La place d’honneur dans le dojo est réservée au Kamiza (autel traditionnel en relation avec la religion shinto) et au professeur. Kamiza signifiant « siège des esprits ».
Ainsi, au Japon la pièce principale dispose d’un côté « réservé » signalé par une tablette ou une niche que l’on destine à honorer les personnes les plus méritantes de la maison, et cela inclut aussi bien les « esprits des ancêtres », que des personnalités absentes physiquement, mais que l’hôte admire particulièrement.
Les différentes écoles d’arts martiaux perpétuent cette tradition et beaucoup de dojos possèdent leur Kamiza.
En aïkido, on dispose à la place d’honneur une photo d’O’Sensei, Ueshiba Morihei, le créateur de la discipline.
En général, l’enseignant s’asseoit devant le Kamiza, face aux élèves. Se plaçant ainsi de manière visible et pas seulement symbolique en « continuateur légitime» d’une forme d’art ou d’un ensemble de techniques transmises de maître à élève…
Et puis, selon la sensibilité de l’enseignant, ce kamiza rassemblera également différents objets symbolisant les valeurs et connaissances propres à chaque discipline. Par exemple, une calligraphie qui signifie « mu shin » (le zen enseigne qu’il faut se méfier de la pensée et du langage car ils formatent les perceptions. Il préconise un état d’inconscience, sans pensée (mu signifie vide et nin pensée). Aucune pensée ne peut ainsi introduire de distorsion. Seule une certaine spontanéité permet d’appréhender les combinaisons illimitées du monde. Plus généralement, le zen met en garde contre toute mise en forme dont le caractère arbitraire ou rigide risque de brider l’esprit).
Les trois armes traditionnelles de l’aïkido y trouvent naturellement leur place : le bokken, le jo, le tanto (qui sont les bases de la plupart des techniques utilisées par l’Aïkido) figurent aussi sur la plupart des kamizas.
Parfois, une statue de Bouddha peut y être exposée. Non pas en tant que dieu à révérer, mais en tant que représentation d’un état d’esprit de partage et d’ouverture. Bouddha était un homme, ni plus ni moins. Un être qui découvrit comment vivre le mieux possible une vie humaine harmonieuse et libérée de ses « chaînes mentales ». Il représente l’attitude mentale (quelque part) que nous cherchons à atteindre par notre pratique.
Un côté du kamiza est donc consacré au « côté spirituel et philosophique » de la pratique aïki, l’autre rejoint davantage l’aspect martial de l’aïkido.
Par l’équilibre de ces deux aspects contradictoires, le pratiquant peut approcher l’essence véritable de la pratique des arts martiaux (autant un état d’esprit qu’une pratique).
Suivant l’ « étiquette », le code qui régit la pratique aïki, en montant sur le tatami ou en le quittant, en commençant ou en terminant un cours, le professeur et les étudiants s’inclinent vers le kamiza.

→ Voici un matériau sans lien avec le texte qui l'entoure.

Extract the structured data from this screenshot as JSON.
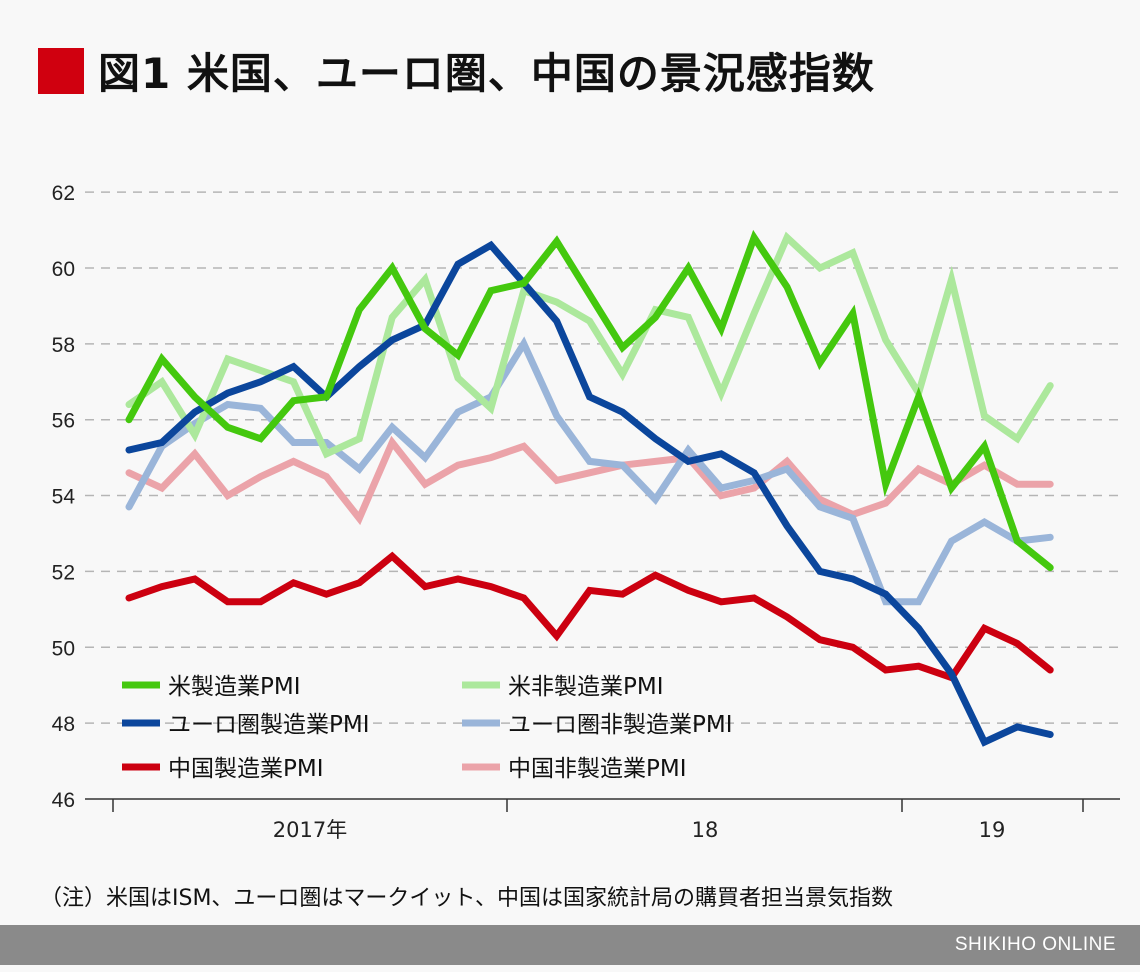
{
  "title": "図1 米国、ユーロ圏、中国の景況感指数",
  "title_mark_color": "#d0000f",
  "note": "（注）米国はISM、ユーロ圏はマークイット、中国は国家統計局の購買者担当景気指数",
  "footer": "SHIKIHO ONLINE",
  "chart_data": {
    "type": "line",
    "title": "図1 米国、ユーロ圏、中国の景況感指数",
    "xlabel": "",
    "ylabel": "",
    "ylim": [
      46,
      62
    ],
    "yticks": [
      46,
      48,
      50,
      52,
      54,
      56,
      58,
      60,
      62
    ],
    "x_period": "monthly, 2017-01 to 2019-05",
    "x_tick_labels": [
      "2017年",
      "18",
      "19"
    ],
    "grid": "horizontal dashed",
    "legend": "bottom-left",
    "series": [
      {
        "name": "米製造業PMI",
        "color": "#44c80e",
        "values": [
          56.0,
          57.6,
          56.6,
          55.8,
          55.5,
          56.5,
          56.6,
          58.9,
          60.0,
          58.4,
          57.7,
          59.4,
          59.6,
          60.7,
          59.3,
          57.9,
          58.7,
          60.0,
          58.4,
          60.8,
          59.5,
          57.5,
          58.8,
          54.3,
          56.6,
          54.2,
          55.3,
          52.8,
          52.1
        ]
      },
      {
        "name": "米非製造業PMI",
        "color": "#ace89c",
        "values": [
          56.4,
          57.0,
          55.6,
          57.6,
          57.3,
          57.0,
          55.1,
          55.5,
          58.7,
          59.7,
          57.1,
          56.3,
          59.4,
          59.1,
          58.6,
          57.2,
          58.9,
          58.7,
          56.7,
          58.8,
          60.8,
          60.0,
          60.4,
          58.1,
          56.7,
          59.7,
          56.1,
          55.5,
          56.9
        ]
      },
      {
        "name": "ユーロ圏製造業PMI",
        "color": "#0b469c",
        "values": [
          55.2,
          55.4,
          56.2,
          56.7,
          57.0,
          57.4,
          56.6,
          57.4,
          58.1,
          58.5,
          60.1,
          60.6,
          59.6,
          58.6,
          56.6,
          56.2,
          55.5,
          54.9,
          55.1,
          54.6,
          53.2,
          52.0,
          51.8,
          51.4,
          50.5,
          49.3,
          47.5,
          47.9,
          47.7
        ]
      },
      {
        "name": "ユーロ圏非製造業PMI",
        "color": "#9ab5d9",
        "values": [
          53.7,
          55.3,
          55.9,
          56.4,
          56.3,
          55.4,
          55.4,
          54.7,
          55.8,
          55.0,
          56.2,
          56.6,
          58.0,
          56.1,
          54.9,
          54.8,
          53.9,
          55.2,
          54.2,
          54.4,
          54.7,
          53.7,
          53.4,
          51.2,
          51.2,
          52.8,
          53.3,
          52.8,
          52.9
        ]
      },
      {
        "name": "中国製造業PMI",
        "color": "#cc0010",
        "values": [
          51.3,
          51.6,
          51.8,
          51.2,
          51.2,
          51.7,
          51.4,
          51.7,
          52.4,
          51.6,
          51.8,
          51.6,
          51.3,
          50.3,
          51.5,
          51.4,
          51.9,
          51.5,
          51.2,
          51.3,
          50.8,
          50.2,
          50.0,
          49.4,
          49.5,
          49.2,
          50.5,
          50.1,
          49.4
        ]
      },
      {
        "name": "中国非製造業PMI",
        "color": "#eba3a9",
        "values": [
          54.6,
          54.2,
          55.1,
          54.0,
          54.5,
          54.9,
          54.5,
          53.4,
          55.4,
          54.3,
          54.8,
          55.0,
          55.3,
          54.4,
          54.6,
          54.8,
          54.9,
          55.0,
          54.0,
          54.2,
          54.9,
          53.9,
          53.5,
          53.8,
          54.7,
          54.3,
          54.8,
          54.3,
          54.3
        ]
      }
    ]
  }
}
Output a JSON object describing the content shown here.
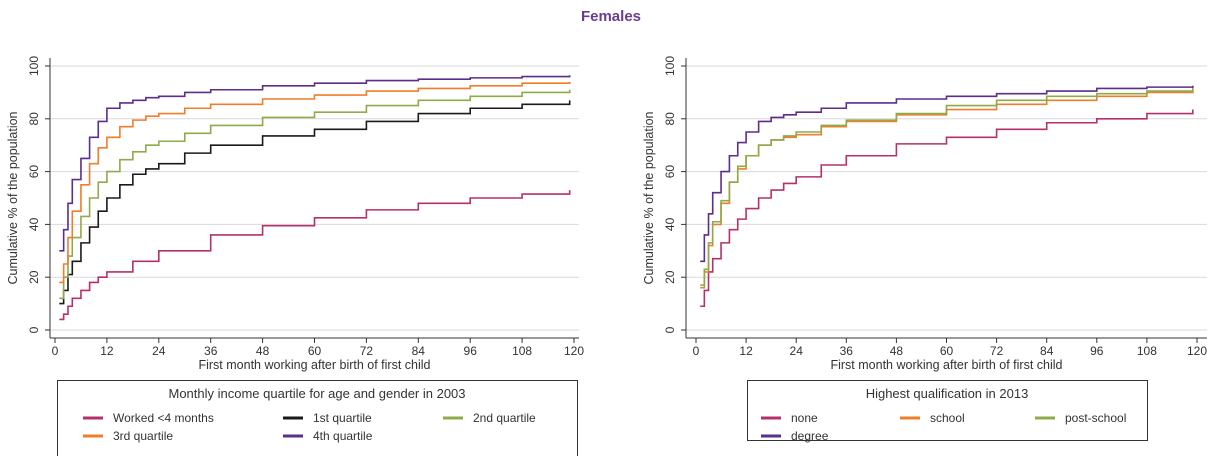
{
  "page": {
    "title": "Females"
  },
  "chart_data": [
    {
      "type": "line",
      "title": "",
      "xlabel": "First month working after birth of first child",
      "ylabel": "Cumulative % of the population",
      "xlim": [
        0,
        120
      ],
      "ylim": [
        0,
        100
      ],
      "xticks": [
        0,
        12,
        24,
        36,
        48,
        60,
        72,
        84,
        96,
        108,
        120
      ],
      "yticks": [
        0,
        20,
        40,
        60,
        80,
        100
      ],
      "grid": "horizontal",
      "legend": {
        "title": "Monthly income quartile for age and gender in 2003",
        "placement": "bottom"
      },
      "series": [
        {
          "name": "Worked <4 months",
          "color": "#b5306b",
          "x": [
            1,
            2,
            3,
            4,
            6,
            8,
            10,
            12,
            18,
            24,
            36,
            48,
            60,
            72,
            84,
            96,
            108,
            119
          ],
          "y": [
            4,
            6,
            9,
            12,
            15,
            18,
            20,
            22,
            26,
            30,
            36,
            39.5,
            42.5,
            45.5,
            48,
            50,
            51.5,
            53
          ]
        },
        {
          "name": "1st quartile",
          "color": "#1a1a1a",
          "x": [
            1,
            2,
            3,
            4,
            6,
            8,
            10,
            12,
            15,
            18,
            21,
            24,
            30,
            36,
            48,
            60,
            72,
            84,
            96,
            108,
            119
          ],
          "y": [
            10,
            15,
            21,
            26,
            33,
            39,
            45,
            50,
            55,
            59,
            61,
            63,
            67,
            70,
            73.5,
            76,
            79,
            82,
            84,
            85.5,
            87
          ]
        },
        {
          "name": "2nd quartile",
          "color": "#8faa4a",
          "x": [
            1,
            2,
            3,
            4,
            6,
            8,
            10,
            12,
            15,
            18,
            21,
            24,
            30,
            36,
            48,
            60,
            72,
            84,
            96,
            108,
            119
          ],
          "y": [
            12,
            20,
            28,
            35,
            43,
            50,
            56,
            60,
            64.5,
            67.5,
            70,
            71.5,
            74.5,
            77.5,
            80.5,
            82.5,
            85,
            87,
            88.5,
            90,
            91
          ]
        },
        {
          "name": "3rd quartile",
          "color": "#f07d2a",
          "x": [
            1,
            2,
            3,
            4,
            6,
            8,
            10,
            12,
            15,
            18,
            21,
            24,
            30,
            36,
            48,
            60,
            72,
            84,
            96,
            108,
            119
          ],
          "y": [
            18,
            25,
            35,
            45,
            55,
            63,
            69,
            73,
            77,
            79.5,
            81,
            82,
            84,
            85.5,
            87.5,
            89,
            90.5,
            91.5,
            92.5,
            93.5,
            94
          ]
        },
        {
          "name": "4th quartile",
          "color": "#5b2d8c",
          "x": [
            1,
            2,
            3,
            4,
            6,
            8,
            10,
            12,
            15,
            18,
            21,
            24,
            30,
            36,
            48,
            60,
            72,
            84,
            96,
            108,
            119
          ],
          "y": [
            30,
            38,
            48,
            57,
            65,
            73,
            79,
            84,
            86,
            87,
            88,
            88.5,
            90,
            91,
            92.5,
            93.5,
            94.5,
            95,
            95.5,
            96,
            96.5
          ]
        }
      ]
    },
    {
      "type": "line",
      "title": "",
      "xlabel": "First month working after birth of first child",
      "ylabel": "Cumulative % of the population",
      "xlim": [
        0,
        120
      ],
      "ylim": [
        0,
        100
      ],
      "xticks": [
        0,
        12,
        24,
        36,
        48,
        60,
        72,
        84,
        96,
        108,
        120
      ],
      "yticks": [
        0,
        20,
        40,
        60,
        80,
        100
      ],
      "grid": "horizontal",
      "legend": {
        "title": "Highest qualification in 2013",
        "placement": "bottom"
      },
      "series": [
        {
          "name": "none",
          "color": "#b5306b",
          "x": [
            1,
            2,
            3,
            4,
            6,
            8,
            10,
            12,
            15,
            18,
            21,
            24,
            30,
            36,
            48,
            60,
            72,
            84,
            96,
            108,
            119
          ],
          "y": [
            9,
            15,
            22,
            27,
            33,
            38,
            42,
            46,
            50,
            53,
            55.5,
            58,
            62.5,
            66,
            70.5,
            73,
            76,
            78.5,
            80,
            82,
            83.5
          ]
        },
        {
          "name": "school",
          "color": "#f07d2a",
          "x": [
            1,
            2,
            3,
            4,
            6,
            8,
            10,
            12,
            15,
            18,
            21,
            24,
            30,
            36,
            48,
            60,
            72,
            84,
            96,
            108,
            119
          ],
          "y": [
            17,
            22,
            32,
            40,
            48,
            56,
            61,
            66,
            70,
            72,
            73,
            74,
            77,
            79,
            81.5,
            83.5,
            85.5,
            87,
            88.5,
            90,
            91
          ]
        },
        {
          "name": "post-school",
          "color": "#8faa4a",
          "x": [
            1,
            2,
            3,
            4,
            6,
            8,
            10,
            12,
            15,
            18,
            21,
            24,
            30,
            36,
            48,
            60,
            72,
            84,
            96,
            108,
            119
          ],
          "y": [
            16,
            23,
            33,
            41,
            49,
            56,
            62,
            66,
            70,
            72,
            73.5,
            75,
            77.5,
            79.5,
            82,
            85,
            87,
            88.5,
            89.5,
            90.5,
            92
          ]
        },
        {
          "name": "degree",
          "color": "#5b2d8c",
          "x": [
            1,
            2,
            3,
            4,
            6,
            8,
            10,
            12,
            15,
            18,
            21,
            24,
            30,
            36,
            48,
            60,
            72,
            84,
            96,
            108,
            119
          ],
          "y": [
            26,
            36,
            44,
            52,
            60,
            66,
            71,
            75,
            79,
            80.5,
            81.5,
            82.5,
            84,
            86,
            87.5,
            88.5,
            89.5,
            90.5,
            91.5,
            92,
            92.5
          ]
        }
      ]
    }
  ]
}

Cependant, cette habitude peut choquer certains disciples de religions établies ou même des athées convaincus. En effet, vu avec un regard extérieur ce salut peut passer pour un culte rendu à de fausses idoles voire être assimilé à un rituel sectaire. En fait, c’est loin d’être le cas : il n’y a aucune connotation religieuse dans ce signe de respect.
L’enseignant et les élèves remercient ainsi, ceux qui les ont précédés sur le chemin de l’apprentissage. C’est aussi, de leur part, une marque de simplicité et d’ouverture d’esprit : apprendre et transmettre le plus complètement, le plus fidèlement ces techniques issues de traditions martiales anciennes et parvenues jusqu’à nous grâce aux infatigables efforts de générations et de générations d’artistes martiaux (dont nombre perdirent la vie en perfectionnant leur art).
Mukso, le bref instant de recueillement qui précède chaque séance d’entraînement se place dans cette perspective : le portrait d’O’Sensei symbolisant les « artistes martiaux » des générations passées.